I’ve spent most of the evening trying to get I2C working between the Arduino and a couple of I2C devices (a LCD output and a relay board) from Robot Electronics. I finally had to look at the source code for the Wire library that implements the TwoWire serial protocol for the Arduino, and found that the library correctly bit shifts the address one bit towards the MSB, but that means that you have to do the reverse bit shift to quote the address on the bus when making the library calls. It all has to do with the fact that it’s a 7 bit addressing system.
I did finally manage to get it to work by dividing all the addreses by two, so that’ll make it easier when I actually get the 6-7.2V supply working for the servo board for controlling the turnouts on the layout.
I’ve been playing with a couple of Arduinos for the last week, and doing some physical computing, interfacing with real devices from the microcontroller. It’s been interesting doing some low level electronics again, and it was a great feeling about half an hour ago to have the model railway running under computer control – using the laptop to send commands over the USB port to the Arduino, which then does PWM to control the speed of the train.
There were a few hiccups along the way – not least of which the Arduino crashed repeatedly when the train started moving – it appears that the power pack I was using didn’t like having its load being PWMed, causing voltage problems. I resorted to running the Arduino off the USB supply, disconnecting the common 12V power input to the board, and just using that external power pack to provide power for the direction change relay and output to the loco. Make sure that you keep the ground connected though, as the Darlington TIP120s need that to be common in order to work.

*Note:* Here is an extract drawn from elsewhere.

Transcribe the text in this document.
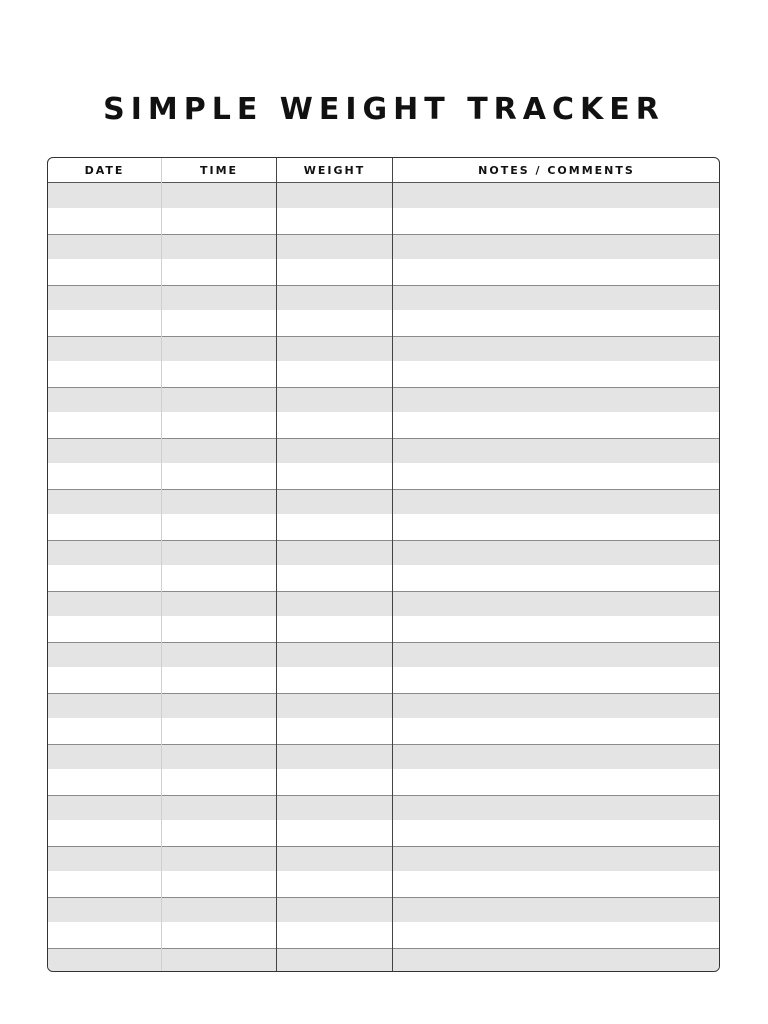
SIMPLE WEIGHT TRACKER
DATE	TIME	WEIGHT	NOTES / COMMENTS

The eventual use for this project is to automate the model layout in the Corris Railway Museum, and allow visitors to put coins in a slot and the train will then run for a number of returns depending on the coin put in. More coins – the train runs a little quicker. The software allows for reed switches at either end of the line for reversing, as well as reed switches for stations.
The hardware driver circuit is shown here in the schematic below (I know it’s pretty rough, but it’s as good as I can do at short notice), and photo of the really dodgy looking breadboard prototype.
The diodes are 1N4004s and the caps are 0.1μF to protect against reverse current from the inductive loads.